We had to basically run two huge loops. Around once, and around the second time. I had been training, so I was confident and didn't feel horrible about it. I wore proper gear and all.
But that icy wind - dang. That sucked. And it hit us whenever we curved southward. It was blowing so hard, and with the ice, it almost felt like we were trying to climb a sand dune - not a ton of quick pacing during those parts.
Lex and I decided to yell at the wind to get through that challenging part of the race.
"Bring it on, beyotch! You think you can intimidate us with your roaring??" I bellowed.
"We're Idaho Girls, Idiot Wind! Do you really think you can hurt us with your ice blasts?!?" screamed Lex.
"Your wind is like mother's milk to us! We were weaned on it! Ain't nothing you can throw at us that we haven't seen!" I roared.
"We are stronger than you. We are still going to make crazy awesome time. We are gonna kick this race's butt!!" howled Lex.
Dad was with us, but he is more of a stoic runner. Haha!
Anyways, yelling at the wind - challenging the wind - was really empowering. We got through it just fine and now have something cool we can tell our grandkids about. (I can also tell my grandkids that my sister took such good care of their daddy when grandma was sick. That in just two weeks in her care, he started learning to respond when people talked to him. That he learned to share. That he started instigating 3 to 4 word sentences. That a miracle took place because my sister made this sacrifice for me. I'll never forget what you did for me, Lex. Not until the day I die.)
So tonight, on Chemo Eve, I am shouting at my cancer.
Bring it on, you sneaky little bitch.
You think you're going to take me early? Not a chance in hell. I WILL beat you. I will live to watch my kids get married. I will be the coolest grandma on the planet. My kids will be my best friends.
Ben and I are going to grow old together. So you can forget about taking me.
I am a force to be reckoned with. Just because I'm a peacemaker does NOT make me a quitter.
Be gone, I say.
You know who you're dealing with, right? I've been through some hard-core stuff. I wouldn't roll over and take it then. I certainly won't roll over and take it now.
In a year, to quote Iggy Azalea, "I'll have 99 problems, but you won't be one; like, WHAT?" (That's
rapper talk right there.)
This chemo will be horrible, but it's like a sword in this battle. Chemo and I are going to SLAY you, dragon. And then my hair will grow. And my strength will return. I'll have gorgeous, perky boobs. And I'll be skinny. Rock on. And I will emerge victorious and triumphant.
One of my favorite speeches in all of Shakespeare's works is the speech Henry V gives before going to battle against the French:
This day is call'd the feast of Crispian.
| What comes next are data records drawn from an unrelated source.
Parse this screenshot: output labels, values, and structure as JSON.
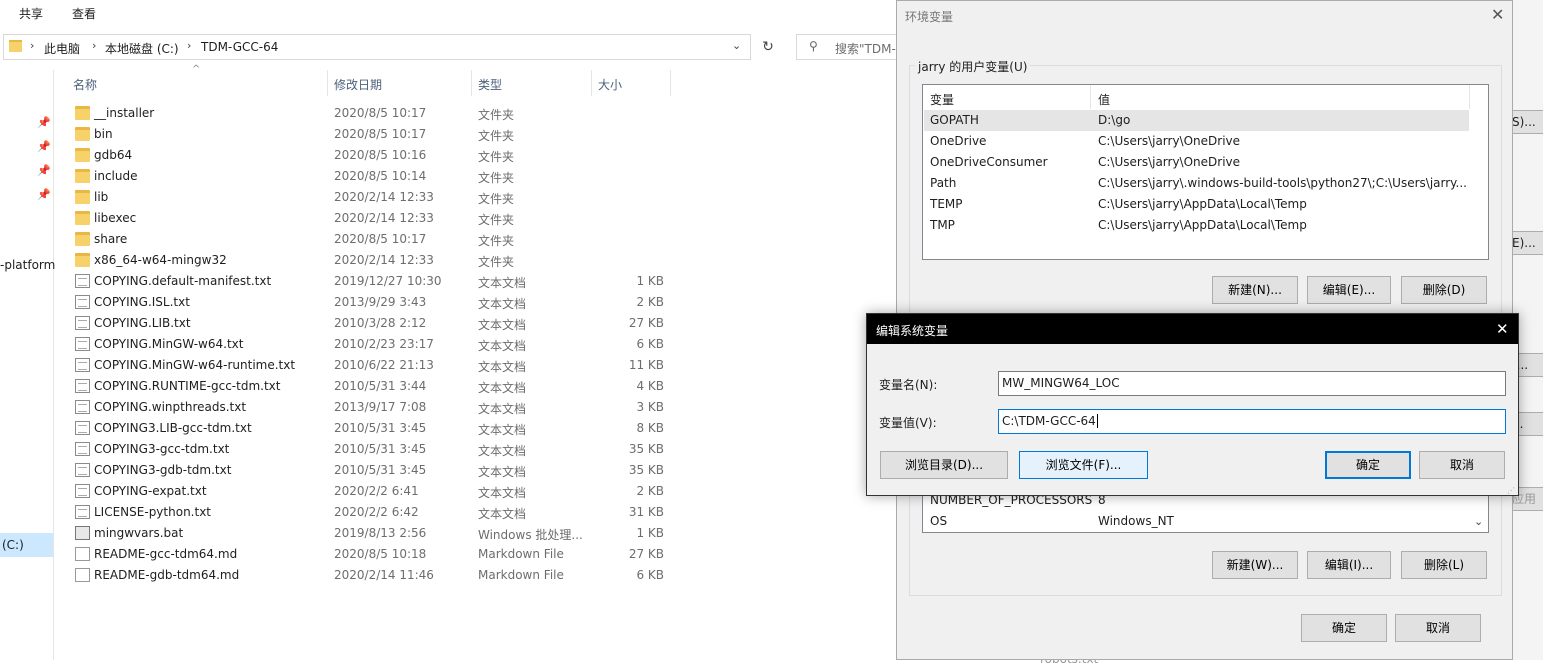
{
  "explorer": {
    "ribbon": [
      "共享",
      "查看"
    ],
    "breadcrumb": [
      "此电脑",
      "本地磁盘 (C:)",
      "TDM-GCC-64"
    ],
    "search_placeholder": "搜索\"TDM-",
    "nav_items": [
      "-platform",
      "(C:)"
    ],
    "columns": {
      "name": "名称",
      "date": "修改日期",
      "type": "类型",
      "size": "大小"
    },
    "files": [
      {
        "name": "__installer",
        "date": "2020/8/5 10:17",
        "type": "文件夹",
        "size": "",
        "kind": "folder"
      },
      {
        "name": "bin",
        "date": "2020/8/5 10:17",
        "type": "文件夹",
        "size": "",
        "kind": "folder"
      },
      {
        "name": "gdb64",
        "date": "2020/8/5 10:16",
        "type": "文件夹",
        "size": "",
        "kind": "folder"
      },
      {
        "name": "include",
        "date": "2020/8/5 10:14",
        "type": "文件夹",
        "size": "",
        "kind": "folder"
      },
      {
        "name": "lib",
        "date": "2020/2/14 12:33",
        "type": "文件夹",
        "size": "",
        "kind": "folder"
      },
      {
        "name": "libexec",
        "date": "2020/2/14 12:33",
        "type": "文件夹",
        "size": "",
        "kind": "folder"
      },
      {
        "name": "share",
        "date": "2020/8/5 10:17",
        "type": "文件夹",
        "size": "",
        "kind": "folder"
      },
      {
        "name": "x86_64-w64-mingw32",
        "date": "2020/2/14 12:33",
        "type": "文件夹",
        "size": "",
        "kind": "folder"
      },
      {
        "name": "COPYING.default-manifest.txt",
        "date": "2019/12/27 10:30",
        "type": "文本文档",
        "size": "1 KB",
        "kind": "txt"
      },
      {
        "name": "COPYING.ISL.txt",
        "date": "2013/9/29 3:43",
        "type": "文本文档",
        "size": "2 KB",
        "kind": "txt"
      },
      {
        "name": "COPYING.LIB.txt",
        "date": "2010/3/28 2:12",
        "type": "文本文档",
        "size": "27 KB",
        "kind": "txt"
      },
      {
        "name": "COPYING.MinGW-w64.txt",
        "date": "2010/2/23 23:17",
        "type": "文本文档",
        "size": "6 KB",
        "kind": "txt"
      },
      {
        "name": "COPYING.MinGW-w64-runtime.txt",
        "date": "2010/6/22 21:13",
        "type": "文本文档",
        "size": "11 KB",
        "kind": "txt"
      },
      {
        "name": "COPYING.RUNTIME-gcc-tdm.txt",
        "date": "2010/5/31 3:44",
        "type": "文本文档",
        "size": "4 KB",
        "kind": "txt"
      },
      {
        "name": "COPYING.winpthreads.txt",
        "date": "2013/9/17 7:08",
        "type": "文本文档",
        "size": "3 KB",
        "kind": "txt"
      },
      {
        "name": "COPYING3.LIB-gcc-tdm.txt",
        "date": "2010/5/31 3:45",
        "type": "文本文档",
        "size": "8 KB",
        "kind": "txt"
      },
      {
        "name": "COPYING3-gcc-tdm.txt",
        "date": "2010/5/31 3:45",
        "type": "文本文档",
        "size": "35 KB",
        "kind": "txt"
      },
      {
        "name": "COPYING3-gdb-tdm.txt",
        "date": "2010/5/31 3:45",
        "type": "文本文档",
        "size": "35 KB",
        "kind": "txt"
      },
      {
        "name": "COPYING-expat.txt",
        "date": "2020/2/2 6:41",
        "type": "文本文档",
        "size": "2 KB",
        "kind": "txt"
      },
      {
        "name": "LICENSE-python.txt",
        "date": "2020/2/2 6:42",
        "type": "文本文档",
        "size": "31 KB",
        "kind": "txt"
      },
      {
        "name": "mingwvars.bat",
        "date": "2019/8/13 2:56",
        "type": "Windows 批处理...",
        "size": "1 KB",
        "kind": "bat"
      },
      {
        "name": "README-gcc-tdm64.md",
        "date": "2020/8/5 10:18",
        "type": "Markdown File",
        "size": "27 KB",
        "kind": "md"
      },
      {
        "name": "README-gdb-tdm64.md",
        "date": "2020/2/14 11:46",
        "type": "Markdown File",
        "size": "6 KB",
        "kind": "md"
      }
    ]
  },
  "env_dialog": {
    "title": "环境变量",
    "user_group_label": "jarry 的用户变量(U)",
    "user_columns": {
      "var": "变量",
      "val": "值"
    },
    "user_vars": [
      {
        "name": "GOPATH",
        "value": "D:\\go"
      },
      {
        "name": "OneDrive",
        "value": "C:\\Users\\jarry\\OneDrive"
      },
      {
        "name": "OneDriveConsumer",
        "value": "C:\\Users\\jarry\\OneDrive"
      },
      {
        "name": "Path",
        "value": "C:\\Users\\jarry\\.windows-build-tools\\python27\\;C:\\Users\\jarry..."
      },
      {
        "name": "TEMP",
        "value": "C:\\Users\\jarry\\AppData\\Local\\Temp"
      },
      {
        "name": "TMP",
        "value": "C:\\Users\\jarry\\AppData\\Local\\Temp"
      }
    ],
    "user_buttons": {
      "new": "新建(N)...",
      "edit": "编辑(E)...",
      "delete": "删除(D)"
    },
    "sys_vars": [
      {
        "name": "NUMBER_OF_PROCESSORS",
        "value": "8"
      },
      {
        "name": "OS",
        "value": "Windows_NT"
      }
    ],
    "sys_buttons": {
      "new": "新建(W)...",
      "edit": "编辑(I)...",
      "delete": "删除(L)"
    },
    "ok": "确定",
    "cancel": "取消"
  },
  "edit_dialog": {
    "title": "编辑系统变量",
    "name_label": "变量名(N):",
    "name_value": "MW_MINGW64_LOC",
    "value_label": "变量值(V):",
    "value_value": "C:\\TDM-GCC-64",
    "browse_dir": "浏览目录(D)...",
    "browse_file": "浏览文件(F)...",
    "ok": "确定",
    "cancel": "取消"
  },
  "background_window": {
    "buttons": [
      "S)...",
      "E)...",
      ")...",
      "...",
      "应用"
    ],
    "partial_text": "robots.txt"
  }
}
He that outlives this day, and comes safe home,
Will stand a tip-toe when this day is nam'd,
And rouse him at the name of Crispian.
He that shall live this day, and see old age,
Will yearly on the vigil feast his neighbours,
And say 'To-morrow is Saint Crispian.'
Then will he strip his sleeve and show his scars,
And say 'These wounds I had on Crispian's day.'
Old men forget; yet all shall be forgot,
But he'll remember, with advantages,
What feats he did that day. Then shall our names,
Familiar in his mouth as household words-
Harry the King, Bedford and Exeter,
Warwick and Talbot, Salisbury and Gloucester-
Be in their flowing cups freshly rememb'red.
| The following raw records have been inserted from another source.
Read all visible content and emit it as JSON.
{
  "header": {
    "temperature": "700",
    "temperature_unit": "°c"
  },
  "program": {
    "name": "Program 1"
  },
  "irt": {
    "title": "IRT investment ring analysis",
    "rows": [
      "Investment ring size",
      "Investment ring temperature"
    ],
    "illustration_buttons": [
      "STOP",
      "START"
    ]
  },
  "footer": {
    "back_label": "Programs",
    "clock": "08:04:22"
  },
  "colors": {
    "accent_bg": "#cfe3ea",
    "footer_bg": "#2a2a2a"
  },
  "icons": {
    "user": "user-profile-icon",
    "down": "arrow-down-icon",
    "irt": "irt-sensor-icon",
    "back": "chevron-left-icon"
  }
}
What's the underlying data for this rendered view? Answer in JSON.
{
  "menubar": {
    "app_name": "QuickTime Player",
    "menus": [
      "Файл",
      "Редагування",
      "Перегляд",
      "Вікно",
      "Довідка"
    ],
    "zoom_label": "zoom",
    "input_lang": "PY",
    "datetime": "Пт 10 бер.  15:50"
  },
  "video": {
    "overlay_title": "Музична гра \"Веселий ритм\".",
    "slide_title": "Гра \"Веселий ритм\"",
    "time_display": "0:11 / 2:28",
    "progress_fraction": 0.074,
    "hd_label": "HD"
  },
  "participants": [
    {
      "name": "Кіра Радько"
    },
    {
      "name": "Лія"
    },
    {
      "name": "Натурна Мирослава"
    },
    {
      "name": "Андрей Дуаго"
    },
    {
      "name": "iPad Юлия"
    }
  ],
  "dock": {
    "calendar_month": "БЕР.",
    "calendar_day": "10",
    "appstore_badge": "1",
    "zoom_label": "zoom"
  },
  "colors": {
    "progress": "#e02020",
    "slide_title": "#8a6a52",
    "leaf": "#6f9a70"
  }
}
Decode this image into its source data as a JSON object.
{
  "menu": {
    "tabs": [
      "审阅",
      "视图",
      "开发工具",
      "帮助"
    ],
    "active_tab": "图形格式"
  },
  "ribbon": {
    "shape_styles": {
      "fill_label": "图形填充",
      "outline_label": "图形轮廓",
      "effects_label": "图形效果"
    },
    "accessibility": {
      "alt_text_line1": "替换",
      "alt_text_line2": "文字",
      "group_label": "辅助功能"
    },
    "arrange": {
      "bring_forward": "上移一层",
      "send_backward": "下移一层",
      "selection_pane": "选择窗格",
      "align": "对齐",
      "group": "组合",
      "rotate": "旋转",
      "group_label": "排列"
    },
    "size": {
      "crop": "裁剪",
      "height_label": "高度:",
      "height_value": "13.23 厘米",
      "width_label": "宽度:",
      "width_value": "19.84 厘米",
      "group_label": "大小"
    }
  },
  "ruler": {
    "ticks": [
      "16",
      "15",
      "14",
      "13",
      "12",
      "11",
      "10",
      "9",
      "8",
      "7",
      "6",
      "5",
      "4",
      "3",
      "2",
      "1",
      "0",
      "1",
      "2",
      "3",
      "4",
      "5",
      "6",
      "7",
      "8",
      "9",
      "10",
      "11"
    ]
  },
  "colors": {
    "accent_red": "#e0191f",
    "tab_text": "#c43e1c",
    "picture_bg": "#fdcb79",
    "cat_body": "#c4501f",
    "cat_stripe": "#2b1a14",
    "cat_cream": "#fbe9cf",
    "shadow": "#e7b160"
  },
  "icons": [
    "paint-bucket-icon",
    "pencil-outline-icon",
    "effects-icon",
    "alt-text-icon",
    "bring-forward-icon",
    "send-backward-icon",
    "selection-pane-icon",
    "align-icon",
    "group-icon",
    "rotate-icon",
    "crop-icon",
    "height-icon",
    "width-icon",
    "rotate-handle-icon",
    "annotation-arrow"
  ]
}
This story shall the good man teach his son;
And Crispin Crispian shall ne'er go by,
From this day to the ending of the world,
But we in it shall be remembered-
Every year, on July 25, I'll remember that, in 2014, I was diagnosed with stage 3 Invasive Ductal Carcinoma. I'll lift up my shirt and look at my scars - my battle wounds. And I'll remember the feat I will have accomplished - the remission I will have achieved while fighting for my life. My kids will tell their kids how hard I fought. How I came out champion. And they'll toast me with their cups of coke and yell, "To mom! To grandma!"